Bien Tirada Esta (It is nicely stretched)

Goya – Bien Tirada Esta

Francisco Goya (1746-1828), Bien Tirada Esta (It is nicely stretched), etching, burnished aquatint and burin, 1799. Reference: Harris 52, Delteil 54; plate 17 from Los Caprichos, The First Edition (of 12). In very good condition, with margins; 8 1/2 x 6 1/8, the sheet 12 1/2 x 7 3/8 inches.

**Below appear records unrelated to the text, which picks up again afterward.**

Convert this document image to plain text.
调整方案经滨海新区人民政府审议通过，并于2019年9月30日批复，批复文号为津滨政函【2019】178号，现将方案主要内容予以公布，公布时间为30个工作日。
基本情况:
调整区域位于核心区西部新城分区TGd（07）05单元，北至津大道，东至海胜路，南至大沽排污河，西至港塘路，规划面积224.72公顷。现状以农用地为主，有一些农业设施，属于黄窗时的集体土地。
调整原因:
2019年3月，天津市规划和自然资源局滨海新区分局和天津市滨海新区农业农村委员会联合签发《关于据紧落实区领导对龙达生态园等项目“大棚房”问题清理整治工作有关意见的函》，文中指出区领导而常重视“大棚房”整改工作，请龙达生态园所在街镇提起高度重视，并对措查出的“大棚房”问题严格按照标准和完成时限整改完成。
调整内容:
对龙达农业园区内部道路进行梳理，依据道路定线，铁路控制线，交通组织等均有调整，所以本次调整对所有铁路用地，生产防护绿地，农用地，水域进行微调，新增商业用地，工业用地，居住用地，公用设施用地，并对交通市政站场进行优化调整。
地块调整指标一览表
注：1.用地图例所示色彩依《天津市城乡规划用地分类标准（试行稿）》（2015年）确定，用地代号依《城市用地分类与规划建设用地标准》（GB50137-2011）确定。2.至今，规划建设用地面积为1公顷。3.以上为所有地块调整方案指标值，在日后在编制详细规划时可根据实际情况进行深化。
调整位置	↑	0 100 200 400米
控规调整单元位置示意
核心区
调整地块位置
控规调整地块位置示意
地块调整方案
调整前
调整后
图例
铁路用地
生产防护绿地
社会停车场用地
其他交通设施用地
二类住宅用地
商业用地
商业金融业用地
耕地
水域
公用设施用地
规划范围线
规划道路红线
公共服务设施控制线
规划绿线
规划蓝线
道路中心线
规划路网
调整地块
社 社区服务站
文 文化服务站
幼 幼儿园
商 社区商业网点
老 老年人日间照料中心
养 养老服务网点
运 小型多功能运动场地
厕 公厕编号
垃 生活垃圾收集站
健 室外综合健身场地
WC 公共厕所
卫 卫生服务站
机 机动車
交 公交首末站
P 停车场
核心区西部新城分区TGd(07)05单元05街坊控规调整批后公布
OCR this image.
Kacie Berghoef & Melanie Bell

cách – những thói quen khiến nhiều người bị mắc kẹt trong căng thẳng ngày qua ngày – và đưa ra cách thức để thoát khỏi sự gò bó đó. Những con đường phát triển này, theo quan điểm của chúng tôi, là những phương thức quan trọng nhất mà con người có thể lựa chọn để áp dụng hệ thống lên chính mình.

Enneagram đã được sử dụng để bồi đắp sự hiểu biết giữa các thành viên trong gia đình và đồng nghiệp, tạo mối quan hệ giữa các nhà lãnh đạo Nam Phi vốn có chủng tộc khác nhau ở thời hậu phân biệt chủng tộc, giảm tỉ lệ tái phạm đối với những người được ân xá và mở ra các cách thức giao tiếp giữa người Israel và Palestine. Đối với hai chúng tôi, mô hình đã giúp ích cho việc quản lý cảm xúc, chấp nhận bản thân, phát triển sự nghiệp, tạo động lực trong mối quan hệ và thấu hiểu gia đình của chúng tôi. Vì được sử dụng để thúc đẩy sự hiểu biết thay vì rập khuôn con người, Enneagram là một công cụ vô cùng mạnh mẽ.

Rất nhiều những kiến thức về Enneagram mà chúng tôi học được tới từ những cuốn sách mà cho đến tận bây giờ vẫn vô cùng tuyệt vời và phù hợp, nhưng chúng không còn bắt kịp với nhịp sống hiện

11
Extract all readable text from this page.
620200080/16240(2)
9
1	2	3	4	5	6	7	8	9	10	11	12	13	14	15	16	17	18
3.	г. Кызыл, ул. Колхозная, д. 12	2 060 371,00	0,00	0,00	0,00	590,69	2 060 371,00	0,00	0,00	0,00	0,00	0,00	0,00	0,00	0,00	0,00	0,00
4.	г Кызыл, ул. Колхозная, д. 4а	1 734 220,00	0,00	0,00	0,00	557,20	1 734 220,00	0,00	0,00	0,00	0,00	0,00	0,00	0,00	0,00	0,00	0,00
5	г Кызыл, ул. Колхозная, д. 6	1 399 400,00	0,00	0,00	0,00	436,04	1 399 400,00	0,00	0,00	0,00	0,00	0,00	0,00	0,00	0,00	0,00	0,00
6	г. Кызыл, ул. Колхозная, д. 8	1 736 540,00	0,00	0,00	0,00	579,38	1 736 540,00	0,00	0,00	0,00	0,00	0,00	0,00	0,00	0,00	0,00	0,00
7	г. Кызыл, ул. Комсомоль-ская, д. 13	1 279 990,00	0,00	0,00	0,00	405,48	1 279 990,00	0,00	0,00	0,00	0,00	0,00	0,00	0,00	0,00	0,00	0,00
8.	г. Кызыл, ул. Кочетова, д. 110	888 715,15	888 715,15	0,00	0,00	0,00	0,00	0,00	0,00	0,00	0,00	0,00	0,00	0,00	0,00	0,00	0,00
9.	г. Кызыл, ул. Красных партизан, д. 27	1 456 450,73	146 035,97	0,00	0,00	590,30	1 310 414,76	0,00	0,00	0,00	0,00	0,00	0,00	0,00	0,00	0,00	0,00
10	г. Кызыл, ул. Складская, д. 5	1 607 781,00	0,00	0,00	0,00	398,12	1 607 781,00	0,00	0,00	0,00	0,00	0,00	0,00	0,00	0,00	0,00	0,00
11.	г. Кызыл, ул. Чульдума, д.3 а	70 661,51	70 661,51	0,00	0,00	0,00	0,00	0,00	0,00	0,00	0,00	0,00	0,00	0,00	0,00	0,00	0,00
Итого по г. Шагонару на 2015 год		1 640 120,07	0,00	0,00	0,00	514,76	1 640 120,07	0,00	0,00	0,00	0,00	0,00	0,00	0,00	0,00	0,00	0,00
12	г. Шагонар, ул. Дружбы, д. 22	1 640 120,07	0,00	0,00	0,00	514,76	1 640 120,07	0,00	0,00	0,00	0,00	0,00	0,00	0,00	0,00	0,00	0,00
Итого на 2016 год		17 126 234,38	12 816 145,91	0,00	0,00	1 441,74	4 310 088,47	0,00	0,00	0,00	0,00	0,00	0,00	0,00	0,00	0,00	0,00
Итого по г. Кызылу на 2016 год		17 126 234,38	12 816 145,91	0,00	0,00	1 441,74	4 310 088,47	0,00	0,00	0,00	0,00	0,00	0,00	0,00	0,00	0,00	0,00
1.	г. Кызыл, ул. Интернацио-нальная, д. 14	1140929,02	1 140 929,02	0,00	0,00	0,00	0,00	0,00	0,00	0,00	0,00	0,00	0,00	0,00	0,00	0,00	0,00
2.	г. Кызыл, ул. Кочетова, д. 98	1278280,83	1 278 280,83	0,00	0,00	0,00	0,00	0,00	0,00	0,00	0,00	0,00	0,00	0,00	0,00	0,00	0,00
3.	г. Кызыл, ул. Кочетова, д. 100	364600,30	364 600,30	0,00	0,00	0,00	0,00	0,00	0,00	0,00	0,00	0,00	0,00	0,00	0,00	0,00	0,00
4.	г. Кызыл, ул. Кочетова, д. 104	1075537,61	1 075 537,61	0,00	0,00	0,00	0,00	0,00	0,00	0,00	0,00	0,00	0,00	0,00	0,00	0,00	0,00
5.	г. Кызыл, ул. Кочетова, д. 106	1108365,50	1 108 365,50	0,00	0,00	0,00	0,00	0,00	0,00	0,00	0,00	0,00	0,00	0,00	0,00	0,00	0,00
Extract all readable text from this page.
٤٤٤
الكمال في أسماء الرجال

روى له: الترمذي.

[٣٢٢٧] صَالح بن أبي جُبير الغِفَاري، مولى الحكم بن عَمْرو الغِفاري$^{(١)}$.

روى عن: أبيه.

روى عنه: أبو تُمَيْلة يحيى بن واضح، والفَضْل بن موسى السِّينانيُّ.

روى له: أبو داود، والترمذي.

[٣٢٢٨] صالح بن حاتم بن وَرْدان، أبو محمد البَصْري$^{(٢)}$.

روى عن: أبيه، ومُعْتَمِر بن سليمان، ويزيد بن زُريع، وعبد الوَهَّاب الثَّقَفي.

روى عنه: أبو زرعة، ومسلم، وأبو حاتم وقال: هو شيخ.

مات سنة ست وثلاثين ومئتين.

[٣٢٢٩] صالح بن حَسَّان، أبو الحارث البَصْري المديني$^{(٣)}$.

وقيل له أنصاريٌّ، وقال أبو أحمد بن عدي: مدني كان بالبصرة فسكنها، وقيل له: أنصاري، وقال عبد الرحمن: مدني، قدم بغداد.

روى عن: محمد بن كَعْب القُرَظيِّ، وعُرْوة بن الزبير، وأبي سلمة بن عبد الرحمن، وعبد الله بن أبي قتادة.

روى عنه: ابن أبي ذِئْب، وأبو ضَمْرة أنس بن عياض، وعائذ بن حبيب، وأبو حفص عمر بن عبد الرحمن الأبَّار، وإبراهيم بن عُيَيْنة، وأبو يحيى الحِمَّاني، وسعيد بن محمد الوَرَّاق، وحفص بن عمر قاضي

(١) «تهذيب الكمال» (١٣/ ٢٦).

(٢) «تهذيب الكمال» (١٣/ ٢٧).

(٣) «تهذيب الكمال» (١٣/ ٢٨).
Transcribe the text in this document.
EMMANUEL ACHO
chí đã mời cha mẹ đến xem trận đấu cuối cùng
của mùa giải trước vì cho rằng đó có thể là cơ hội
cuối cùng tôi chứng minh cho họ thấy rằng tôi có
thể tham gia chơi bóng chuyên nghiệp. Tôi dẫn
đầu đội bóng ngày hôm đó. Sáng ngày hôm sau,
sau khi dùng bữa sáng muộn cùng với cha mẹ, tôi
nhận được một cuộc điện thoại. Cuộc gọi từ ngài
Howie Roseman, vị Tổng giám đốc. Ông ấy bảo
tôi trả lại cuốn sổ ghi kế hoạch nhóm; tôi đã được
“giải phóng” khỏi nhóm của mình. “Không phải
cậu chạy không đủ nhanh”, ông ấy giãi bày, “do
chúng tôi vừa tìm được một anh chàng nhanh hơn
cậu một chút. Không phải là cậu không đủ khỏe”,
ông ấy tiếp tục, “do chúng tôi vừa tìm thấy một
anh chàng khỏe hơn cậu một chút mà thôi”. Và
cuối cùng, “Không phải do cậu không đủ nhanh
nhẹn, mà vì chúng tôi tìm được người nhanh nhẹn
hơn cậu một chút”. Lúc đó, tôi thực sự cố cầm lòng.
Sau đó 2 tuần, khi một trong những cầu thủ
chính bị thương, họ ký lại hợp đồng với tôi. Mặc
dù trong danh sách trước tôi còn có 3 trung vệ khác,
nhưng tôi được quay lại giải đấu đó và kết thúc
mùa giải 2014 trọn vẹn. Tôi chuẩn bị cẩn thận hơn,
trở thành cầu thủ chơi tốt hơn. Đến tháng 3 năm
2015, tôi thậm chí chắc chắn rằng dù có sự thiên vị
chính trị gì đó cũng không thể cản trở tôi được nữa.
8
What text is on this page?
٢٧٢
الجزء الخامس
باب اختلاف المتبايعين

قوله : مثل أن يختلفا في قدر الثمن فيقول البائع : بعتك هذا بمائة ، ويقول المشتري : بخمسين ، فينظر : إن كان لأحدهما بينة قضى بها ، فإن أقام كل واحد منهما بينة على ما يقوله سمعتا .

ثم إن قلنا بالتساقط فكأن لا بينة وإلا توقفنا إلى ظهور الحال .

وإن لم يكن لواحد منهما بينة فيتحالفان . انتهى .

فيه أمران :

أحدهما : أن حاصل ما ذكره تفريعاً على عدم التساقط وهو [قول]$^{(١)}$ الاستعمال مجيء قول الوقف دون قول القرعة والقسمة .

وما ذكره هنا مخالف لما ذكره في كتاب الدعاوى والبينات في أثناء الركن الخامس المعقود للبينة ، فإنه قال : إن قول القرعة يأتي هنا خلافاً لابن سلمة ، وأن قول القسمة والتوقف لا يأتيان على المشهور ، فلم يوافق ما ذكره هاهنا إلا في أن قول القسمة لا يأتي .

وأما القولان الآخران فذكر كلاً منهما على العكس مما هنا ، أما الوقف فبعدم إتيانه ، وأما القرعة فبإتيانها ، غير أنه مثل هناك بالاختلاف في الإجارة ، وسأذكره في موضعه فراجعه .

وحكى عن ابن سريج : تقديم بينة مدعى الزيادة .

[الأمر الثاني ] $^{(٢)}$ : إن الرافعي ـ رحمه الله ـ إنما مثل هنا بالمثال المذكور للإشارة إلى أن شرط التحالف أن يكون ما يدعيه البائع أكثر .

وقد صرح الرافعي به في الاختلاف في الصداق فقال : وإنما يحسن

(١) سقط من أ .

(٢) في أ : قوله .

A fine impression, printed in sepia on soft but strong laid paper, as specified by Harris for the First Edition impressions. Printed in two shades of aquatint, which vary only slightly (in the later impressions the aquatint shades contrast more as the paler aquatint wears faster).  The burin work at the bottom of the old lady’s skirt is visible but not overly pronounced (as is the case in the later impressions). The aquatint contrasts brilliantly with the highlights of the figures, as it should.

After the impressions of the First Edition (about 300) the Caprichos was printed posthumously in 11 additional editions, none of which are comparable in quality to the lifetime impressions.

Goya’s commentary on this print: “Oh! The bawdy old woman is no fool! She knows quite well what is wanted, and that the stockings must fit tightly.” Pierre Gassier’s French translation of this commentary (taken from the Biblioteca Nacional, Madrid translation of Goya’s commentary) played on the French word “bas” meaning stocking or low), i.e., “A prostitute pulls on her stocking (bas) to make her legs more attractive, but there’s really no place lower (plus bas)  that she can fall.”  Whatever the wording, the general meaning is fairly clear, as is the visual contrast between the two women.